Голос у Кроули вышел тихим, сиплым, хриплым.
— Выпейте воды.
Улыбка. Резная кукольная улыбка ударила его по почкам, по глазам, по лицу.
Рядом стоял графин с водой и стакан. В горле слишком сухо. Он вчера, вроде, глотка три сделал за день, дрожащими руками чуть ли не опрокидывая блядский хрустальный стакан.
А она ушла, так и не сказав, что за сэр такой.
Врач? Наверное.
Она что-то говорила про врачей.
Кроули поднял руки над собой, разглядывая тыльную сторону ладоней. Кожа перестала быть болезненно бледной и вены не просвечивались досконально. Сердце колотилось в своём привычном ритме.
Было по-страшному спокойно.

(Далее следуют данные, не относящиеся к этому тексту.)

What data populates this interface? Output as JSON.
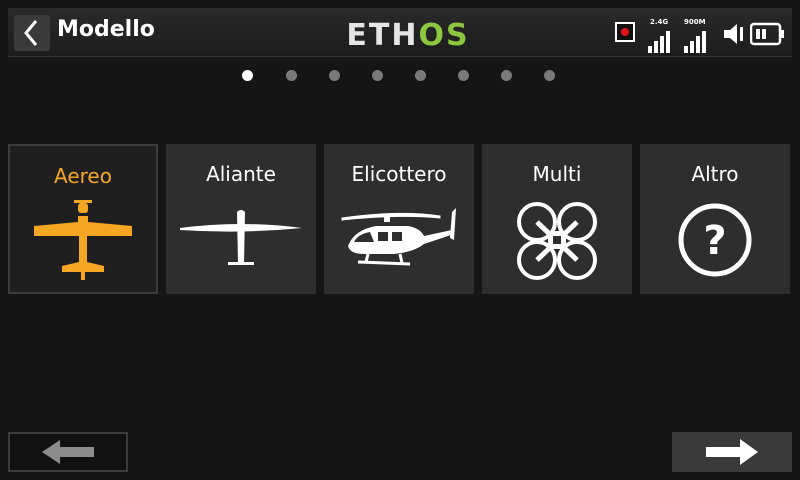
{
  "header": {
    "title": "Modello",
    "logo_text": "ETHOS",
    "status": {
      "band_24": "2.4G",
      "band_900": "900M"
    }
  },
  "pager": {
    "count": 8,
    "active": 0
  },
  "model_types": [
    {
      "label": "Aereo",
      "icon": "airplane-icon",
      "selected": true
    },
    {
      "label": "Aliante",
      "icon": "glider-icon",
      "selected": false
    },
    {
      "label": "Elicottero",
      "icon": "helicopter-icon",
      "selected": false
    },
    {
      "label": "Multi",
      "icon": "multirotor-icon",
      "selected": false
    },
    {
      "label": "Altro",
      "icon": "question-icon",
      "selected": false
    }
  ],
  "colors": {
    "accent": "#f5a623",
    "logo_green": "#8dc63f",
    "record": "#e01414"
  }
}
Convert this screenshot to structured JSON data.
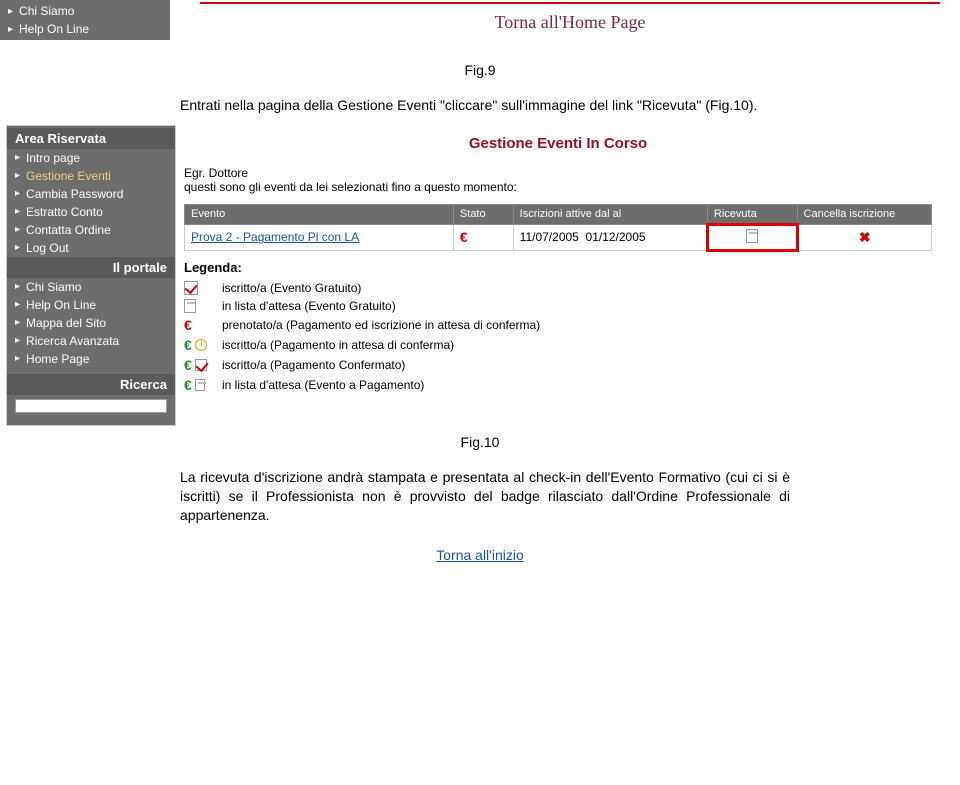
{
  "top_sidebar": {
    "items": [
      "Chi Siamo",
      "Help On Line"
    ]
  },
  "home_link": "Torna all'Home Page",
  "fig9_label": "Fig.9",
  "para1": "Entrati nella pagina della Gestione Eventi \"cliccare\" sull'immagine del link \"Ricevuta\" (Fig.10).",
  "screenshot": {
    "sidebar": {
      "section1_title": "Area Riservata",
      "items1": [
        "Intro page",
        "Gestione Eventi",
        "Cambia Password",
        "Estratto Conto",
        "Contatta Ordine",
        "Log Out"
      ],
      "section2_title": "Il portale",
      "items2": [
        "Chi Siamo",
        "Help On Line",
        "Mappa del Sito",
        "Ricerca Avanzata",
        "Home Page"
      ],
      "section3_title": "Ricerca"
    },
    "content": {
      "title": "Gestione Eventi In Corso",
      "greeting": "Egr. Dottore",
      "intro": "questi sono gli eventi da lei selezionati fino a questo momento:",
      "table": {
        "headers": [
          "Evento",
          "Stato",
          "Iscrizioni attive dal al",
          "Ricevuta",
          "Cancella iscrizione"
        ],
        "rows": [
          {
            "evento": "Prova 2 - Pagamento Pl con LA",
            "date1": "11/07/2005",
            "date2": "01/12/2005"
          }
        ]
      },
      "legend_title": "Legenda:",
      "legend": [
        "iscritto/a (Evento Gratuito)",
        "in lista d'attesa (Evento Gratuito)",
        "prenotato/a (Pagamento ed iscrizione in attesa di conferma)",
        "iscritto/a (Pagamento in attesa di conferma)",
        "iscritto/a (Pagamento Confermato)",
        "in lista d'attesa (Evento a Pagamento)"
      ]
    }
  },
  "fig10_label": "Fig.10",
  "para2": "La ricevuta d'iscrizione andrà stampata e presentata al check-in dell'Evento Formativo (cui ci si è iscritti) se il Professionista non è provvisto del badge rilasciato dall'Ordine Professionale di appartenenza.",
  "back_link": "Torna all'inizio"
}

Было ненормально спокойно.
искусственное спокойствие утопало в штиле пассивного страха. осознание рыхлой, режущей ладони реальности.
Это даже нельзя было назвать спокойствием: это какая-то безумная тяжесть, лежащая на нём пластом и не дающая выразить хоть одну чертову эмоцию. Только сухой хрусткий страх прямо в его горле.
Он встал и увидел в зеркальной двери шкафа своё отражение.
Выглядел так, будто Майкла Джексона достали из своего гроба и усадили сюда вот.